Bizde olsa, değerli belediye başkanlarımız çıkar, “Tarihte görülmemiş miktarda kar yağdı, o yüzden elektrik ve su sistemimiz çöktü.” diye açıklama yaparlardı. Belediye demişken; çok amaçlı kullanımı olan altgeçitlerimizi de kıskanmamaları mümkün değil. Güneşli günlerde altgeçit, yağmurlu günlerde de kapalı yüzme havuzu olarak kullanabileceğiniz karma yapılarımızı kıskanmaktan geberiyorlar.
Biz her akşam
televizyon başında aziz şehitlerimizin haberleri ile kahrolurken, onlar böyle
bir acıyı belki de hiç yaşamadan hayatlarını tamamlıyorlar. Averaj bir Alman
ömrü boyunca televizyonda kaç kere şehit haberi izliyordur? Belki 0, belki de
1-2. Minik yavruların gözyaşları içinde kaybolup gitmenin çaresizliğini bilemez
onlar. 20 yaşındaki çocukların tabutları yan yana dizilmişken, kendini çok
lüzumsuz hissetmenin ağırlığını taşıyamaz onlar.
Kocaman otoyollarda
son sürat basıp gidiyorlar ama bir kaza yapmayı bile beceremiyorlar. Kaza
yapmayalım diye herkes pür dikkat araba kullanıyor. Rahat ol kardeşim, bir
eline sigaranı al, öbür elinle telefonunu tut, diğer elinle de direksiyonu
idare edersin. Müziğin ritmine göre gaza da bastın mı, senden havalısı yoktur
bu dünyada. Trafik kazası mı? Olacak o kadar ama… Her güzelin bir kusuru var.

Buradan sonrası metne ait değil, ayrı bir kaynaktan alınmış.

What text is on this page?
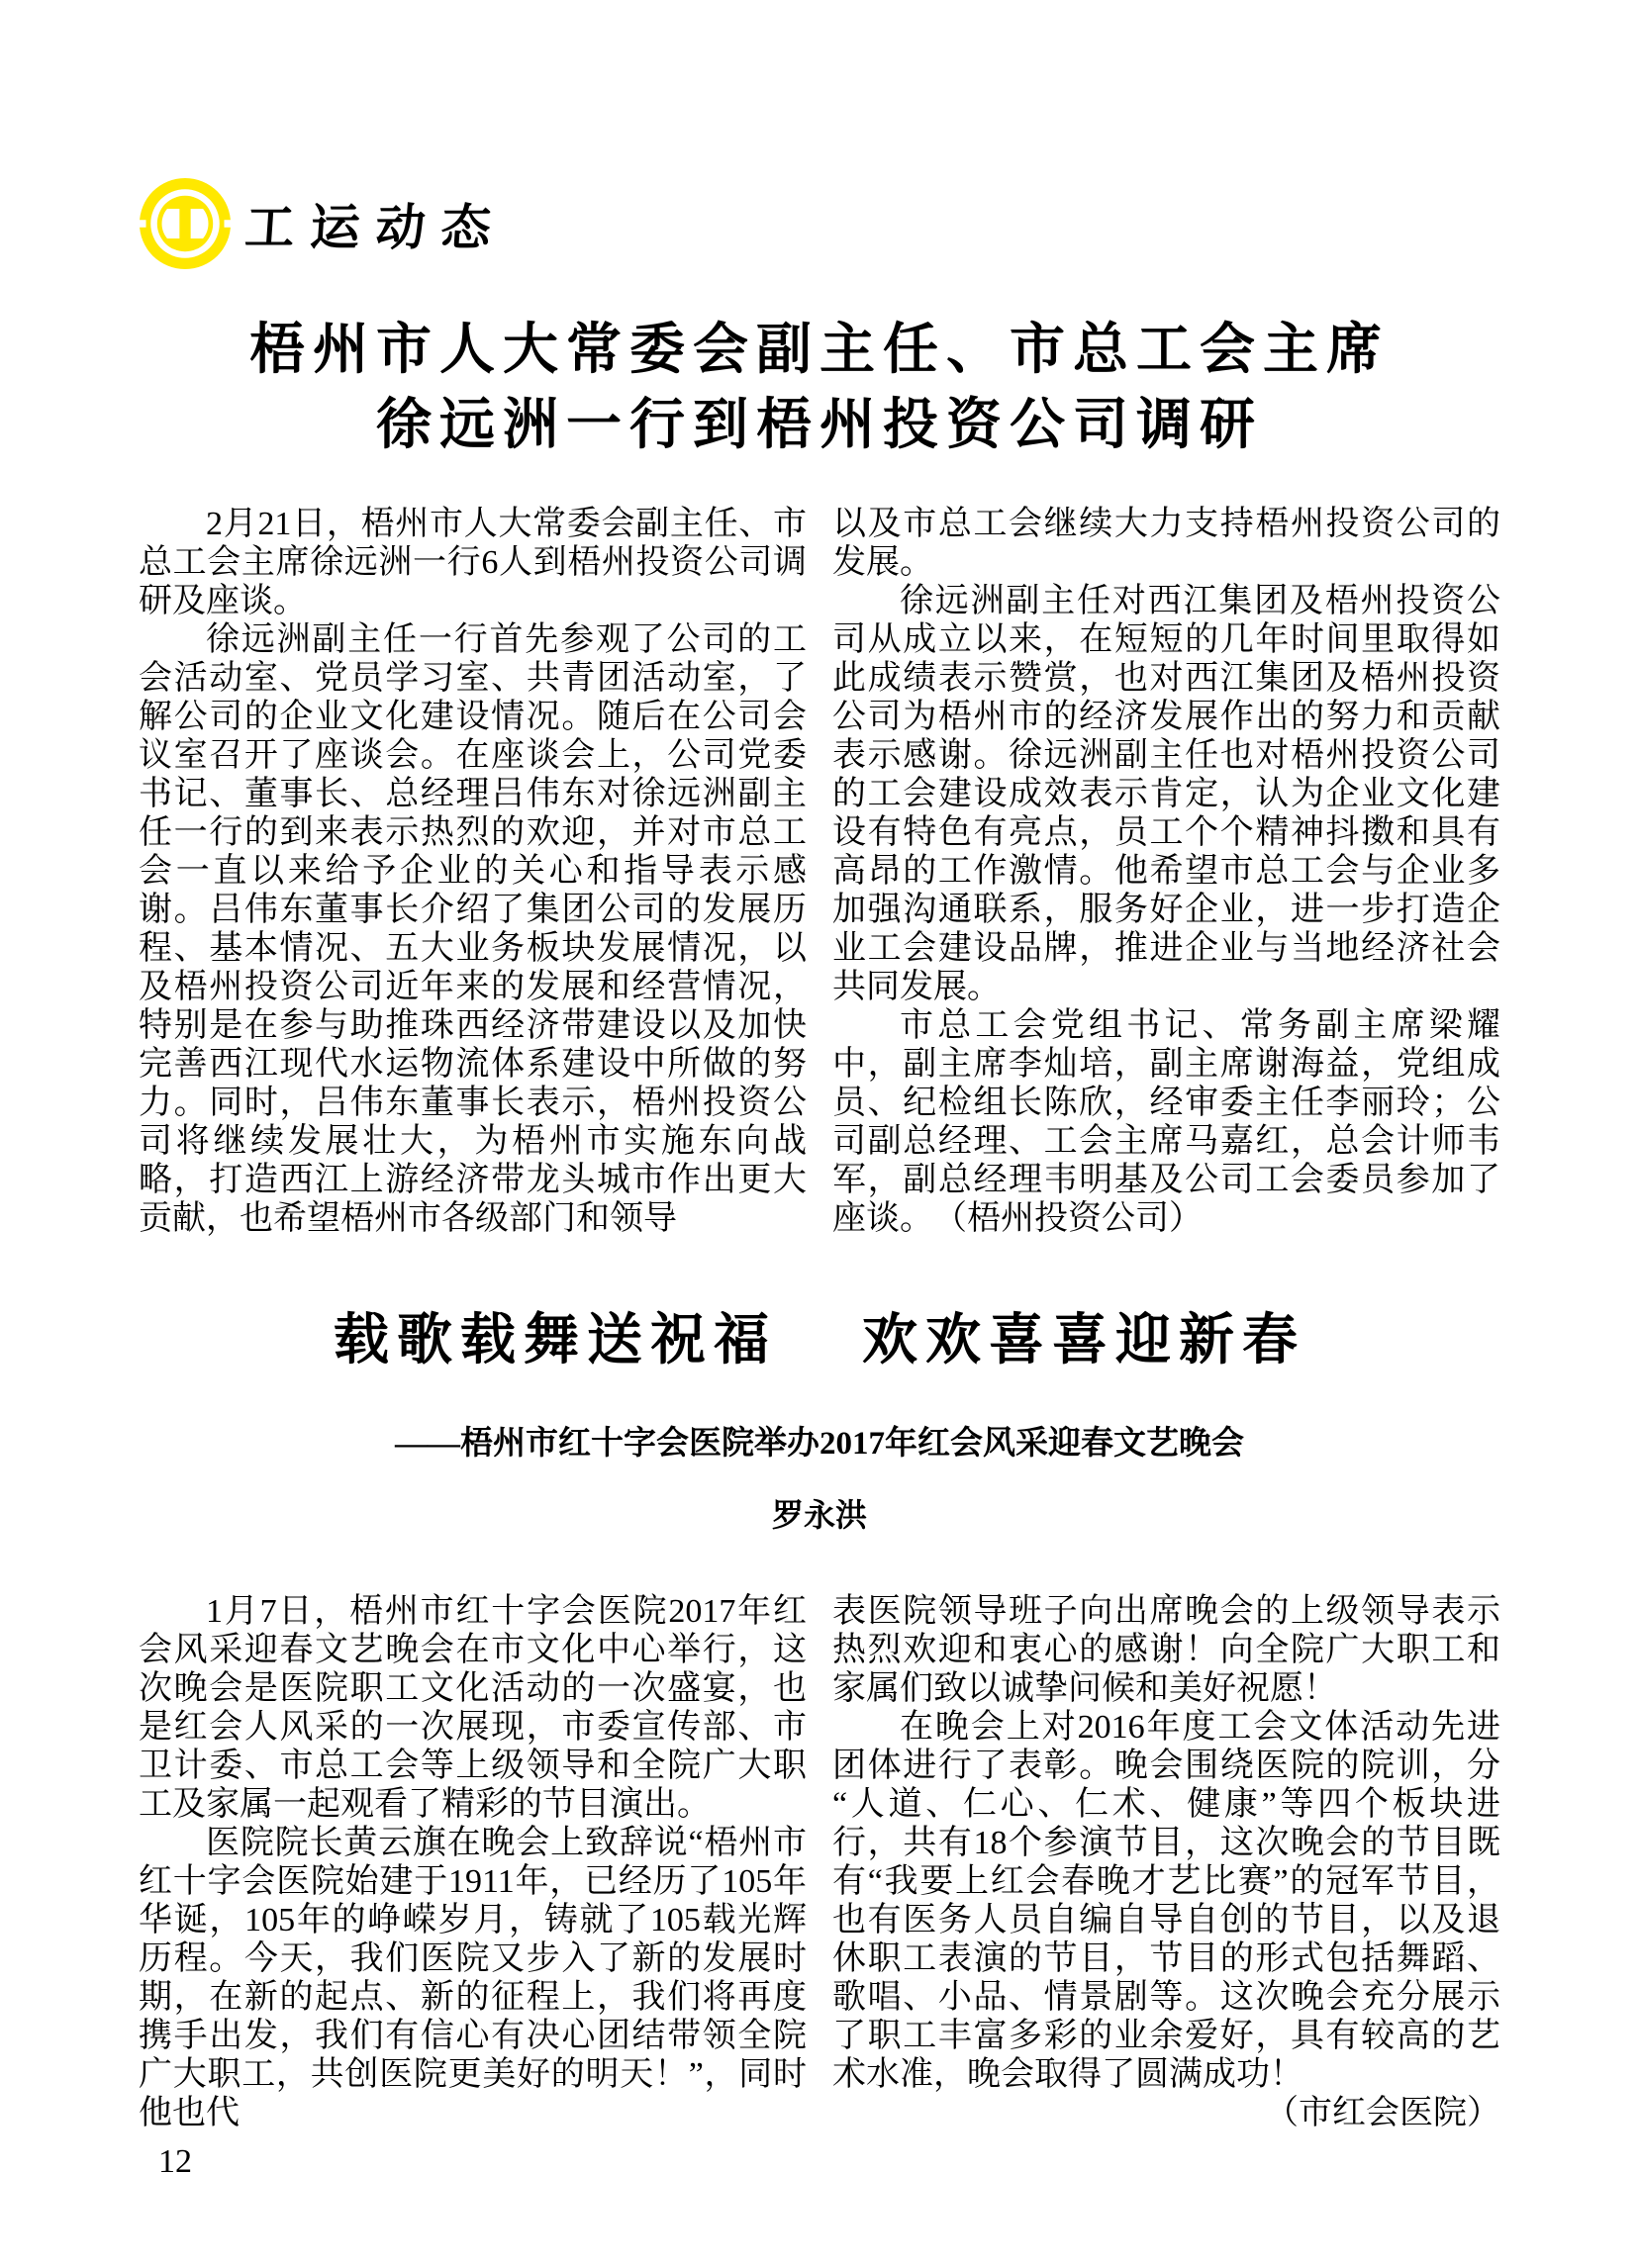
工运动态
梧州市人大常委会副主任、市总工会主席
徐远洲一行到梧州投资公司调研

2月21日，梧州市人大常委会副主任、市总工会主席徐远洲一行6人到梧州投资公司调研及座谈。

徐远洲副主任一行首先参观了公司的工会活动室、党员学习室、共青团活动室，了解公司的企业文化建设情况。随后在公司会议室召开了座谈会。在座谈会上，公司党委书记、董事长、总经理吕伟东对徐远洲副主任一行的到来表示热烈的欢迎，并对市总工会一直以来给予企业的关心和指导表示感谢。吕伟东董事长介绍了集团公司的发展历程、基本情况、五大业务板块发展情况，以及梧州投资公司近年来的发展和经营情况，特别是在参与助推珠西经济带建设以及加快完善西江现代水运物流体系建设中所做的努力。同时，吕伟东董事长表示，梧州投资公司将继续发展壮大，为梧州市实施东向战略，打造西江上游经济带龙头城市作出更大贡献，也希望梧州市各级部门和领导

以及市总工会继续大力支持梧州投资公司的发展。

徐远洲副主任对西江集团及梧州投资公司从成立以来，在短短的几年时间里取得如此成绩表示赞赏，也对西江集团及梧州投资公司为梧州市的经济发展作出的努力和贡献表示感谢。徐远洲副主任也对梧州投资公司的工会建设成效表示肯定，认为企业文化建设有特色有亮点，员工个个精神抖擞和具有高昂的工作激情。他希望市总工会与企业多加强沟通联系，服务好企业，进一步打造企业工会建设品牌，推进企业与当地经济社会共同发展。

市总工会党组书记、常务副主席梁耀中，副主席李灿培，副主席谢海益，党组成员、纪检组长陈欣，经审委主任李丽玲；公司副总经理、工会主席马嘉红，总会计师韦军，副总经理韦明基及公司工会委员参加了座谈。　（梧州投资公司）

载歌载舞送祝福　 欢欢喜喜迎新春
——梧州市红十字会医院举办2017年红会风采迎春文艺晚会
罗永洪

1月7日，梧州市红十字会医院2017年红会风采迎春文艺晚会在市文化中心举行，这次晚会是医院职工文化活动的一次盛宴，也是红会人风采的一次展现，市委宣传部、市卫计委、市总工会等上级领导和全院广大职工及家属一起观看了精彩的节目演出。

医院院长黄云旗在晚会上致辞说“梧州市红十字会医院始建于1911年，已经历了105年华诞，105年的峥嵘岁月，铸就了105载光辉历程。今天，我们医院又步入了新的发展时期，在新的起点、新的征程上，我们将再度携手出发，我们有信心有决心团结带领全院广大职工，共创医院更美好的明天！”，同时他也代

表医院领导班子向出席晚会的上级领导表示热烈欢迎和衷心的感谢！向全院广大职工和家属们致以诚挚问候和美好祝愿！

在晚会上对2016年度工会文体活动先进团体进行了表彰。晚会围绕医院的院训，分“人道、仁心、仁术、健康”等四个板块进行，共有18个参演节目，这次晚会的节目既有“我要上红会春晚才艺比赛”的冠军节目，也有医务人员自编自导自创的节目，以及退休职工表演的节目，节目的形式包括舞蹈、歌唱、小品、情景剧等。这次晚会充分展示了职工丰富多彩的业余爱好，具有较高的艺术水准，晚会取得了圆满成功！

（市红会医院）

12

Bu kadar havalı araba kullanıp, herkesi kendine hayran bırakmak için, tabi ki
birazcık da riske girmek gerekiyor. Bu konuda bir gram hava atmayı beceremeyen
Alman bizi kıskanmasın da kimi kıskansın? Almanlar daha fazla üzülmesin diye,
trafik kazalarında dünya lideri olduğumuzdan filan hiç bahsetmiyorum. Yazık
onları da çok ezmeyelim.
Ben her gün çöken
çatıların, devrilen vinçlerin, yıkılan duvarların, uçan reklam panolarının,
kayan toprakların, sel basan mahallelerin, haberleri ile uyanırken, Almanlar
konuyu bile anlamıyor. Adamların hayatında bir gram heyecan yok. Telefon direği
devrildi diyorsun adam “Niye?” diyor. Niye denir mi kardeşim. Direk bu, yan da
yatabilir, isterse de tamamen devrilir. CCI’da çalışırken bahçeden toprak
numunesi almaya çalışan insanların neden bütün binayı elektriksiz
bıraktıklarını Avrupalılara anlatmak biraz zor olmuştu. Adam müneccim mi?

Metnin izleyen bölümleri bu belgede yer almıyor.